No sabemos cómo se origina la depresión (tampoco)
La depresión, una causa más identificada como responsable de muchos suicidios, pues, es como una suerte de resfriado. Una vez te contagias, de poco sirve que nos digan que no hay razones objetivas para continuar estornudando. Con el problema añadido que, como sucede con el suicidio, tampoco sabemos muy bien cómo se produce la depresión.
La teoría más extendida para explicar la depresión, al menos durante un tiempo, fue la hipótesis de la monoamina: las personas deprimidas acostumbran a evidenciar una reducción de los niveles de diversos neurotransmisores de la familia de las monoaminas. Los antidepresivos, de hecho, funcionan incrementando la presencia de monoaminas en el cerebro.

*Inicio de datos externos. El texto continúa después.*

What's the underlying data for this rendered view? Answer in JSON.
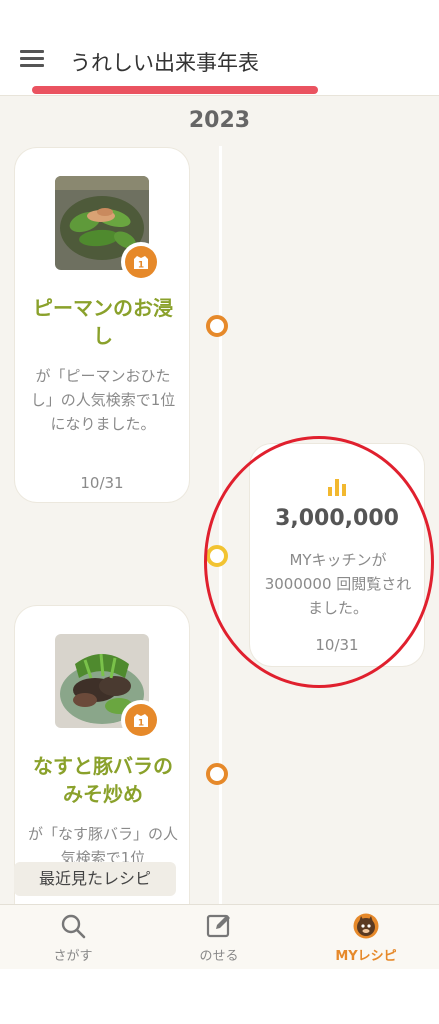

Sin embargo, esta explicación no aporta suficiente detalle para un cuadro tan complejo: por ejemplo, si se restablecen los niveles de monoaminas, el paciente tarda semanas en notar los efectos en su estado de ánimos. ¿Por qué? Empleando una analogía, sería como llenar el depósito de gasolina de un coche y tener que esperar una semana para que arranque. En la depresión, pues, parece que interviene algo más que un mero desequilibrio químico. Tal vez se trata de un funcionamiento anómalo de córtex cingular, o quizás es un proceso que se extiende a diversas áreas cerebrales.
Lo que parece claro es que una persona depresiva registra la realidad de un modo distinto a la persona no deprimida. Ambos son individuos que viven en universos perceptivos distintos, y resulta a veces tan estéril que el deprimido comparta la visión del no deprimido como a la inversa. Por ejemplo, las personas deprimidas prestan mayor atención a los estímulos negativos, como señala este metaanálisis (un estudio de muchos estudios).
Un depresivo puede ser un suicida. Un suicida tiene un funcionamiento anómalo de su cerebro como lo tiene un depresivo. Usar los mismos adjetivos tanto para una persona sana como para una enferma en relación a los efectos de dicha enfermedad, pues, es de todo punto desaconsejable. Incluido el adjetivo egoísta. O cobarde.